SF e-scooter companies move to accept the good green

Cash payment options becoming more common in The City

E-scooters seem to be eclipsing e-bikes in equal access to their mobility offerings.

While ride-hail giant Lyft has drawn flack from community groups and city leaders for its decision— since reversed — to stop accepting cash payments on their bikeshare rentals, e-scooter companies are mostly expanding cash payment options citywide.

That’s especially key for black and Latino households, roughly 50 percent of which may lack access to bank accounts, according to a 2005 city study.

San Francisco’s homegrown e-scooter company, Scoot, is the latest such organization to begin offering a cash payment option in The City, the company told the San Francisco Examiner this week.

“We are pleased to announce an upgraded cash payment option for our riders who do not have a credit or debit card,” Scoot founder and president Michael Keating said in a statement. “Cash payment is essential to our commitment to affordable and fast transportation for everyone.”

Scoot’s cash payment option will be available at CVS Pharmacy locations throughout San Francisco, as well as at 7-Eleven. Elsewhere, the option is available at Family Dollar and Speedway locations.

The company’s announcement comes on the heels of cash-controversy in the local transportation mobility industry.

Earlier in December, Lyft announced it would no longer accept cash for its Bay Wheels bike rentals. Lyft has an exclusivity contract with San Francisco that bars competition from entering the bikeshare market, under an agreement that requires the company to financially invest in bike parking, called “docks” throughout The City.

The move to end cash was met with criticism from the Board of Supervisors, including Supervisors Ahsha Safai, Hillary Ronen, and Matt Haney. Advocates working to provide low-income people of color with transportation, including Bicis Del Pueblo, also critiqued the move, citing the large number of unbanked people in San Francisco.

Lyft said that there were low numbers of enrollees in their low-income programs, with just 145 signups paying in cash Bay Area-wide (not just San Francisco). But the company only accepted cash payments in one location in San Francisco, in the South of Market neighborhood.
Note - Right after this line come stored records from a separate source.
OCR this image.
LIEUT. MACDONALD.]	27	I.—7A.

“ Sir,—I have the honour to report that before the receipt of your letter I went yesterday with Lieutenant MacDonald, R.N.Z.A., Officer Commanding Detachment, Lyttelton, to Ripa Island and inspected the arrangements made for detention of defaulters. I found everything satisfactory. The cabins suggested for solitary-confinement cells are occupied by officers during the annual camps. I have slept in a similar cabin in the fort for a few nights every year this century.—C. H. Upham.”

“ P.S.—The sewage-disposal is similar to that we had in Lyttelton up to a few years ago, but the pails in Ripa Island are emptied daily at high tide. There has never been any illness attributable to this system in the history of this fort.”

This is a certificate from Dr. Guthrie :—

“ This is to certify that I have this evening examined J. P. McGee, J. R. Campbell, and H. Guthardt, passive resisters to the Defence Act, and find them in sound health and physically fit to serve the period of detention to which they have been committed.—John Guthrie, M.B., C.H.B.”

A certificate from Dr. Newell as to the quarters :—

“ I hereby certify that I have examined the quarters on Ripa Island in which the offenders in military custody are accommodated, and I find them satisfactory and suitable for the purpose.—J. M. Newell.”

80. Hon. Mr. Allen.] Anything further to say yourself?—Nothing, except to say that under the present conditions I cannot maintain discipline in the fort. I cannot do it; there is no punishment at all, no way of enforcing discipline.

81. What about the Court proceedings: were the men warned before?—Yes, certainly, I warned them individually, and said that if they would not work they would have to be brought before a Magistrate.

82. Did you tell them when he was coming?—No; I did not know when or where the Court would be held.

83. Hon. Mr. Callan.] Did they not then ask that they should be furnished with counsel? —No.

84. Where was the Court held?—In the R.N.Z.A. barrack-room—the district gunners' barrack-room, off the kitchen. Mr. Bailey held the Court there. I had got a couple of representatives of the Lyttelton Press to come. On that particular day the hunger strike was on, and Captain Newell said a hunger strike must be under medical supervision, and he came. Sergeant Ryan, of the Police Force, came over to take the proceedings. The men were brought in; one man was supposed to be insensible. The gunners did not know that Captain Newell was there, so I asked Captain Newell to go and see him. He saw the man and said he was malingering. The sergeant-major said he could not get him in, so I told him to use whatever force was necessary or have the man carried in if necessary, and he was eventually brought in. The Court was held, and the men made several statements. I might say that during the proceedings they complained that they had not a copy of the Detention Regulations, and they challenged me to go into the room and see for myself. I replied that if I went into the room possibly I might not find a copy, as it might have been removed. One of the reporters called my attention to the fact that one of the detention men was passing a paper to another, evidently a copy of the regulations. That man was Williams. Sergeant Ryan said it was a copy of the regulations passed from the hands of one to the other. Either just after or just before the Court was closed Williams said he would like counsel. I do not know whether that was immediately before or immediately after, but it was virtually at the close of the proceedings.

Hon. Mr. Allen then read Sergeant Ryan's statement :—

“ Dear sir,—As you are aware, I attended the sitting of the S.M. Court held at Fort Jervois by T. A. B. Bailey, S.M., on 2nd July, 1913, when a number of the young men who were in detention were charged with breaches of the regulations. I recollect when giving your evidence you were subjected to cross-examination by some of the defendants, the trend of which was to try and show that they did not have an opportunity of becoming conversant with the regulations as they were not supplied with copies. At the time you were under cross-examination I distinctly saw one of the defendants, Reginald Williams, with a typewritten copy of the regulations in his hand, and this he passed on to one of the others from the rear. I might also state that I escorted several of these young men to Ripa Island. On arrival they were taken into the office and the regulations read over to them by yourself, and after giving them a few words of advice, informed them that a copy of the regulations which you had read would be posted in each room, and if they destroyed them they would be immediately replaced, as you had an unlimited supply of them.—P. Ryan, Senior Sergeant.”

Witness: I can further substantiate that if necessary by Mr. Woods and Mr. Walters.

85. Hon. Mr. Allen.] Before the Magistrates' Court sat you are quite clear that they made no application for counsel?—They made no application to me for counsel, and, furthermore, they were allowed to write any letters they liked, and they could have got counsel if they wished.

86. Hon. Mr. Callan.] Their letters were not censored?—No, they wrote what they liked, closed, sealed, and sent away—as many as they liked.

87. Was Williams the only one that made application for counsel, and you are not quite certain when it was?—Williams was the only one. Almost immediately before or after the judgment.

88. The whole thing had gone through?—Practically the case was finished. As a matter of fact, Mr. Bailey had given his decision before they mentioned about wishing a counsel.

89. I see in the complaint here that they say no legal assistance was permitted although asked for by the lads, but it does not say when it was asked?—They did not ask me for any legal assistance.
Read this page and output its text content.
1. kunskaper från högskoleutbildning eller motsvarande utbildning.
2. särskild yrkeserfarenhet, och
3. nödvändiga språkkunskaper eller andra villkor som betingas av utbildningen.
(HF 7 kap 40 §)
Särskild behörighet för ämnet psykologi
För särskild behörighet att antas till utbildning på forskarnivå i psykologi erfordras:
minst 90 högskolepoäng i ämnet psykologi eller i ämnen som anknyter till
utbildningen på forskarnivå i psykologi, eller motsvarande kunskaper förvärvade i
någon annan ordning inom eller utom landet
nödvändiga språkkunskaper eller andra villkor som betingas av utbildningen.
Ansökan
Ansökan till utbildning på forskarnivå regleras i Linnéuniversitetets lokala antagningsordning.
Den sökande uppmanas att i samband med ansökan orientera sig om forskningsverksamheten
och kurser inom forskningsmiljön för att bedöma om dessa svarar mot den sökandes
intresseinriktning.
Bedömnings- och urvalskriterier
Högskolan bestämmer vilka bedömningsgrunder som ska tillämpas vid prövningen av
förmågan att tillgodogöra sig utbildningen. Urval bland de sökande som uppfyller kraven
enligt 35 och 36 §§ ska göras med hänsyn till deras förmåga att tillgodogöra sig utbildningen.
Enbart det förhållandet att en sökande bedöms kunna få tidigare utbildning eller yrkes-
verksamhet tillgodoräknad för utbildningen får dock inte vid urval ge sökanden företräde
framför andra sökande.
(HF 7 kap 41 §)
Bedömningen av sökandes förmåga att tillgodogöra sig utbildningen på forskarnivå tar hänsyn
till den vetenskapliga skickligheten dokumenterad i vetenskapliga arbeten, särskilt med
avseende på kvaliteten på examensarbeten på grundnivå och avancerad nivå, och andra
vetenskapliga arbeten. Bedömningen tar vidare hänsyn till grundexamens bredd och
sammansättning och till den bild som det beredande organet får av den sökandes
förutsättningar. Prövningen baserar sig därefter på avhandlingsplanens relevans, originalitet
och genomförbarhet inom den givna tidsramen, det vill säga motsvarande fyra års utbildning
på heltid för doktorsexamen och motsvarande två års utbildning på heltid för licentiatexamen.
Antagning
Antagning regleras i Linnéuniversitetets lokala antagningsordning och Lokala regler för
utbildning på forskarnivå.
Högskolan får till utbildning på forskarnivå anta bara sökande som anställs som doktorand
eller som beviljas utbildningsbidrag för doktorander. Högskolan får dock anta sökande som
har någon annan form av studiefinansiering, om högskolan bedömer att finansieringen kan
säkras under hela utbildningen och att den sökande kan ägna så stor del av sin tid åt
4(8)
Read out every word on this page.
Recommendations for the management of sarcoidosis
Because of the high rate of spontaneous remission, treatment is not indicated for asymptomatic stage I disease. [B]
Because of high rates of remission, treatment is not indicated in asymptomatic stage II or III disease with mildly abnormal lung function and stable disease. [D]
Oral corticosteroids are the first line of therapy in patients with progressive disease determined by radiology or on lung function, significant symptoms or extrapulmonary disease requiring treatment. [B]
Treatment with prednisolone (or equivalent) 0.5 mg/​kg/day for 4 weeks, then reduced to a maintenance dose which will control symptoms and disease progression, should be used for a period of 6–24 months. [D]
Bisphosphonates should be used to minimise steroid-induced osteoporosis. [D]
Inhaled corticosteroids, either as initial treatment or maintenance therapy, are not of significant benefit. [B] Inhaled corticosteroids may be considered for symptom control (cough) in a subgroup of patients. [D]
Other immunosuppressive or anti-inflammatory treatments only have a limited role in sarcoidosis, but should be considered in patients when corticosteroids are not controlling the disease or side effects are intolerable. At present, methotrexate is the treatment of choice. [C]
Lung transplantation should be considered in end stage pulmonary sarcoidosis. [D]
It was designed to fail, critics said.

While Lyft has since said it would temporarily halt its move to no longer accept cash, which also included an emphasis on pre-paid debit and credit cards, e-scooter companies permitted to operate in San Francisco have overwhelmingly pushed forward with ways to accept cash.

Much like Scoot is about to do, Lime takes cash payments at affiliate stores throughout The City. E-scooter company Spin allows cash payments at its headquarters and is actively researching expanding its cash payment options.

However Uber, which operates Jump e-scooters, only allows people to pay by pre-paid debit and credit cards.

Spin, Lime and Jump began offering their e-scooters in San Francisco in mid-October, and in a report to the San Francisco Municipal Transportation Agency in November said they had 54, 89, and 24 low-income program signups, respectively. Low-income programs and cash payments are often, but not always, linked.

Since that report, Spin is now at 171 signups for its low-income program. Lime is now at 292 signups.

Scoot is ahead of them all, largely because it had an extra year to operate under an SFMTA pilot program. That head start has allowed them to sign up 891 low-income San Franciscans to ride the two-wheelers at a discount, which they said demonstrates a demand for the service.

Many of the mobility providers have at some point or another described difficulty in making cash options more widely available to unbanked San Franciscans who need it — particularly immigrants, who are often afraid to sign up for services by name for fear of risking deportation.

Spin, which is owned by Ford Motor Company, has perhaps found the most novel solution for this problem. They just give away the service to those who can’t afford it.

“That’s part of the reason we went with ‘free’” as an option, said Nima Rahimi, public policy counsel at Spin. “So people don’t have to worry about that at all.”